In Summer 2018, University Biology students Isabella (Bella) Burda ’19 CLAS and Alexandra (Allie) Quatrella ’19 CLAS both earned a Villanova Undergraduate Research Fellowship to study a gene, Brd2, under Angela DiBenedetto, PhD, an associate professor of Biology. In the Mendel labs, the two students worked closely with zebrafish, vibrant model organisms for studies of vertebrate development and gene function. They are using these fish to examine specific genetic factors that can contribute to the risk of developing diseases like different types of cancer.

Certain regions of chromosomes in the human genome contain DNA sequences, or genes, that are crucial for normal cellular development and function. Mutations, such as duplications or deletions of certain pieces of the gene, increase risk of disease. The gene, Brd2, is a key regulator. In other words, it controls the expression of many other “target” genes involved in both cell division and cell death. It is also known as a protooncogene—a normal gene, when altered by mutation, becomes an oncogene that can force cells into uncontrollable mitosis, or cell replication, thus leading to cancer. It is also a factor in neural development and its deregulation may lead to juvenile myoclonic epilepsy.
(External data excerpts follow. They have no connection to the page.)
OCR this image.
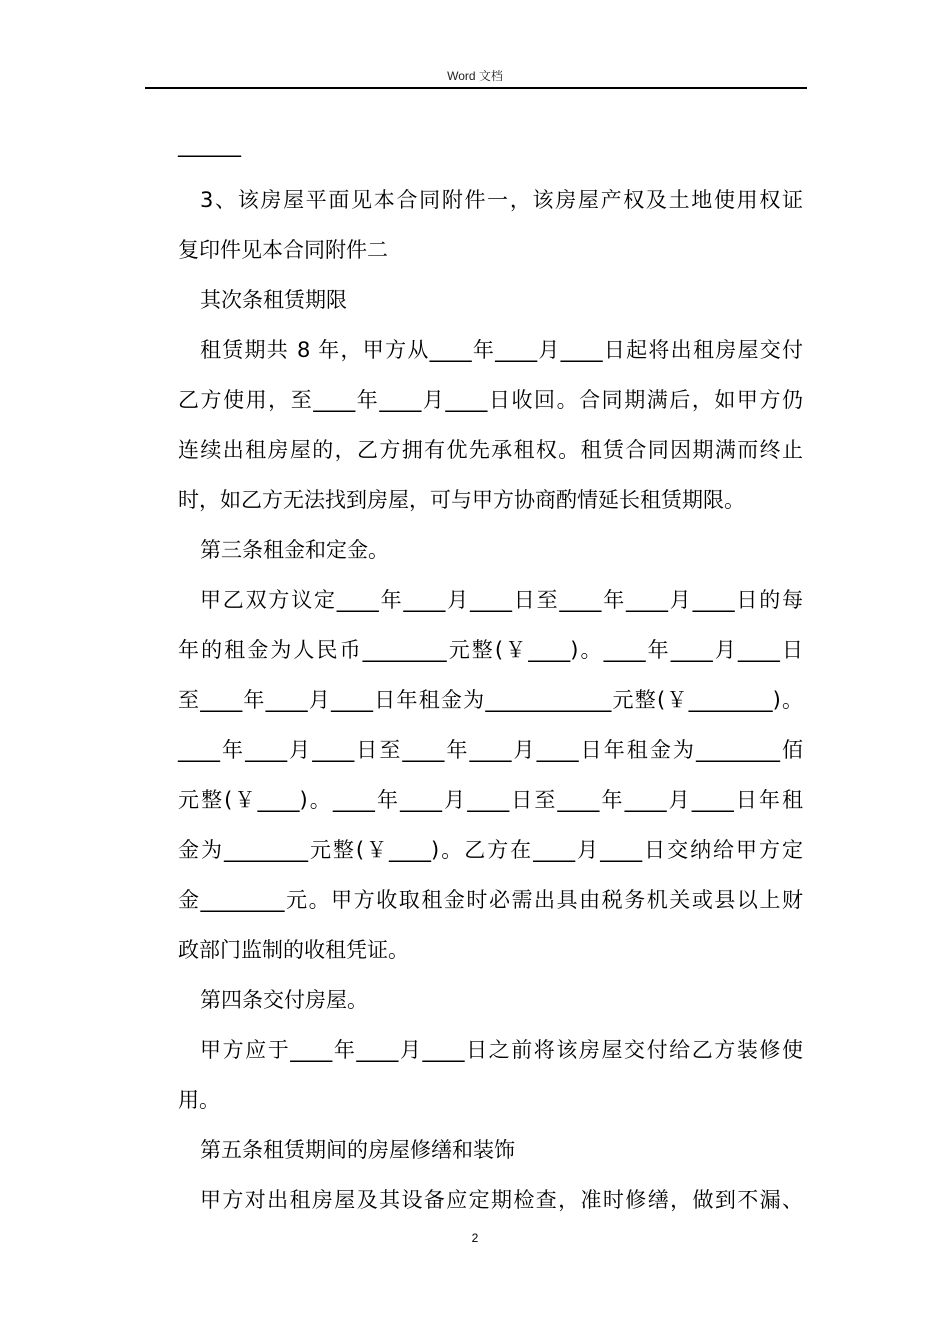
Word 文档
______
3、该房屋平面见本合同附件一，该房屋产权及土地使用权证
复印件见本合同附件二
其次条租赁期限
租赁期共 8 年，甲方从____年____月____日起将出租房屋交付
乙方使用，至____年____月____日收回。合同期满后，如甲方仍
连续出租房屋的，乙方拥有优先承租权。租赁合同因期满而终止
时，如乙方无法找到房屋，可与甲方协商酌情延长租赁期限。
第三条租金和定金。
甲乙双方议定____年____月____日至____年____月____日的每
年的租金为人民币________元整(￥____)。____年____月____日
至____年____月____日年租金为____________元整(￥________)。
____年____月____日至____年____月____日年租金为________佰
元整(￥____)。____年____月____日至____年____月____日年租
金为________元整(￥____)。乙方在____月____日交纳给甲方定
金________元。甲方收取租金时必需出具由税务机关或县以上财
政部门监制的收租凭证。
第四条交付房屋。
甲方应于____年____月____日之前将该房屋交付给乙方装修使
用。
第五条租赁期间的房屋修缮和装饰
甲方对出租房屋及其设备应定期检查，准时修缮，做到不漏、
2
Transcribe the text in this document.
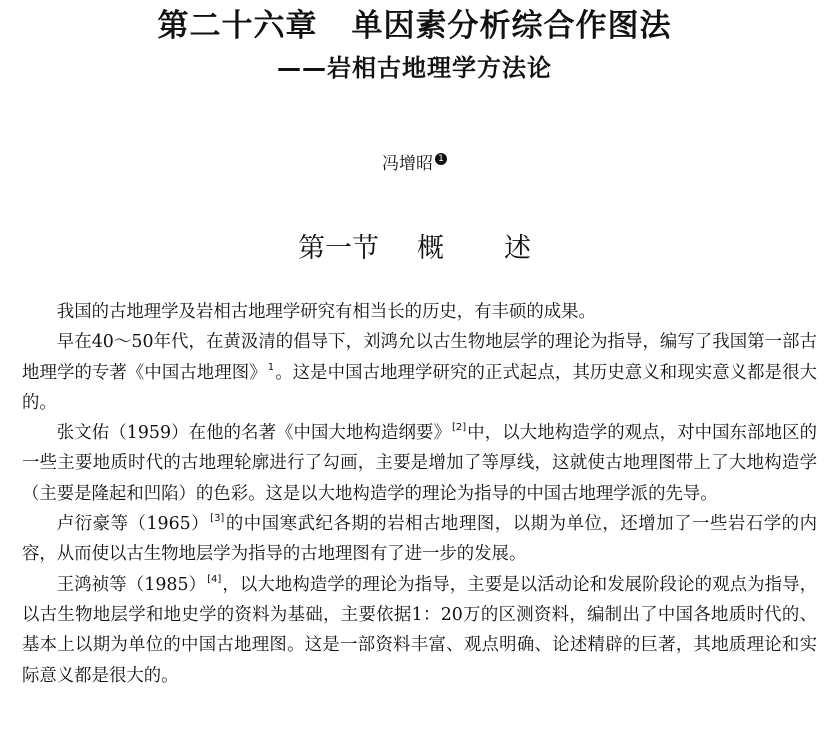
第二十六章 单因素分析综合作图法
——岩相古地理学方法论
冯增昭 1
第一节 概 述

我国的古地理学及岩相古地理学研究有相当长的历史，有丰硕的成果。

早在40～50年代，在黄汲清的倡导下，刘鸿允以古生物地层学的理论为指导，编写了我国第一部古地理学的专著《中国古地理图》$^1$。这是中国古地理学研究的正式起点，其历史意义和现实意义都是很大的。

张文佑（1959）在他的名著《中国大地构造纲要》[2]中，以大地构造学的观点，对中国东部地区的一些主要地质时代的古地理轮廓进行了勾画，主要是增加了等厚线，这就使古地理图带上了大地构造学（主要是隆起和凹陷）的色彩。这是以大地构造学的理论为指导的中国古地理学派的先导。

卢衍豪等（1965）[3]的中国寒武纪各期的岩相古地理图，以期为单位，还增加了一些岩石学的内容，从而使以古生物地层学为指导的古地理图有了进一步的发展。

王鸿祯等（1985）[4]，以大地构造学的理论为指导，主要是以活动论和发展阶段论的观点为指导，以古生物地层学和地史学的资料为基础，主要依据1：20万的区测资料，编制出了中国各地质时代的、基本上以期为单位的中国古地理图。这是一部资料丰富、观点明确、论述精辟的巨著，其地质理论和实际意义都是很大的。
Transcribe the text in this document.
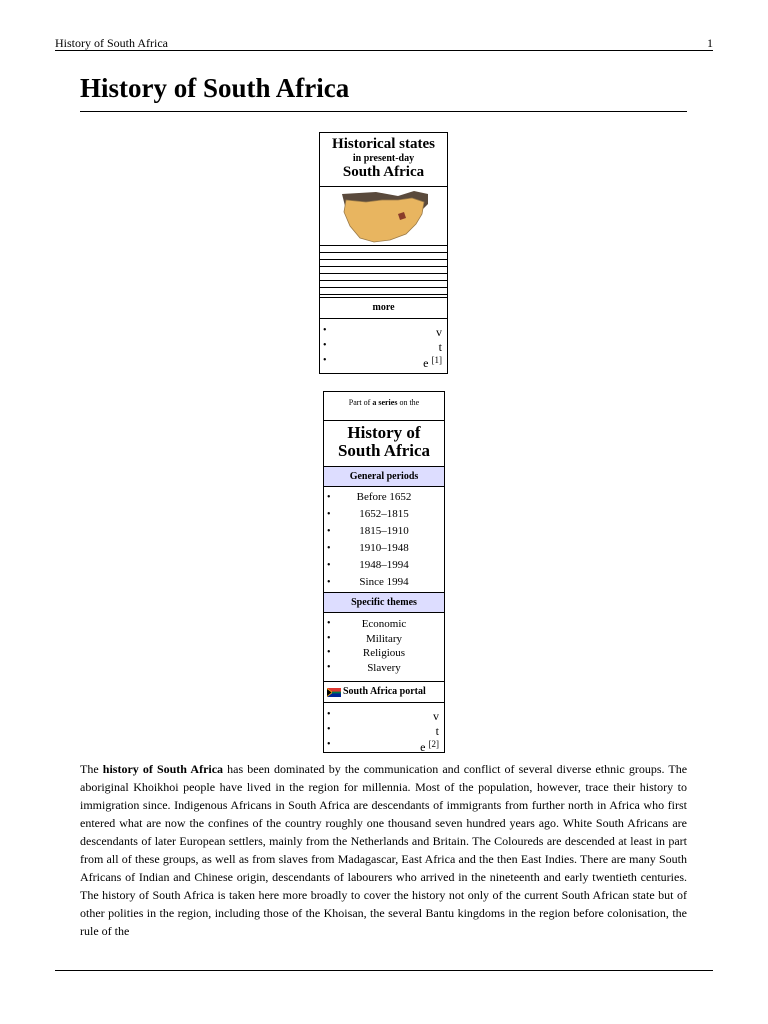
History of South Africa	1
History of South Africa
Historical states
in present-day
South Africa
more
•	v
•	t
•	e [1]
Part of a series on the
History of
South Africa
General periods
• Before 1652
•	1652–1815
•	1815–1910
•	1910–1948
•	1948–1994
•	Since 1994
Specific themes
•	Economic
•	Military
•	Religious
•	Slavery
South Africa portal
•	v
•	t
•	e [2]

The history of South Africa has been dominated by the communication and conflict of several diverse ethnic groups. The aboriginal Khoikhoi people have lived in the region for millennia. Most of the population, however, trace their history to immigration since. Indigenous Africans in South Africa are descendants of immigrants from further north in Africa who first entered what are now the confines of the country roughly one thousand seven hundred years ago. White South Africans are descendants of later European settlers, mainly from the Netherlands and Britain. The Coloureds are descended at least in part from all of these groups, as well as from slaves from Madagascar, East Africa and the then East Indies. There are many South Africans of Indian and Chinese origin, descendants of labourers who arrived in the nineteenth and early twentieth centuries. The history of South Africa is taken here more broadly to cover the history not only of the current South African state but of other polities in the region, including those of the Khoisan, the several Bantu kingdoms in the region before colonisation, the rule of the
DiBenedetto has long researched the role Brd2 plays in the fundamental regulatory processes of cell death, differentiation and division that lead to normal development of the vertebrate embryo. In her lab, these tropical zebrafish are used as a model to determine how mutations in the Brd2 gene may lead to developmental abnormalities and disease in humans.  

At first, one may question why zebrafish are used as model organisms. “On the surface, humans appear to be completely different from zebrafish, but we are actually far more similar to them that you might think,” Quatrella said.

Approximately 70 percent of human genes are found in zebrafish, which are also vertebrates. They have two eyes, a mouth, a brain, a spinal cord, and other physiological attributes in common with humans. Therefore, any type of disease that impacts these shared body parts in people can theoretically be modeled using zebrafish.

Earning the VUFR fellowship has allowed both students to make substantial progress in the lab and in the field of biology. For Burda, a Villanova student-athlete juggling academics and Division I time commitments, the VUFR fellowship has allowed her to dedicate significant hours in Dr. Benedetto’s lab for the first time. She has been able to make considerable progress towards her senior thesis, which focuses on the mechanisms of Brd2 action and its control of cell death in both zebrafish and humans. After graduation, she intends to pursue a career in molecular biology and genetics research.

“Dr. DiBenedetto has given me so much of her time to help me become accustomed to the workings of the lab and everything I need to know to pursue my research,” Burda said. “She’s so accessible.” 

Since her sophomore year, Quatrella has worked alongside Dr. DiBenedetto in the lab. She also attended and presented at the Society for Developmental Biology Annual Meeting with Dr. DiBenedetto this past summer. In her senior thesis, Quatrella hopes to focus on the role Brd2 overexpression plays in blood cancers, especially leukemia. She aspires to attend medical school and ultimately work as an Army physician. Her VURF fellowship was funded by the College of Liberal Arts and Sciences’ Dean Fund for Strategic Initiatives.

“Students like Bella and Allie are one of the reasons why I love what I do. Watching them achieve progressively higher levels of understanding involving experimentation, and synthesis and communication of scientific ideas, is amazing,” DiBenedetto said. “As members of the lab group, they are also defending their thinking and conclusions, giving one another constructive feedback, all the while considering the impact of science and technology on society.”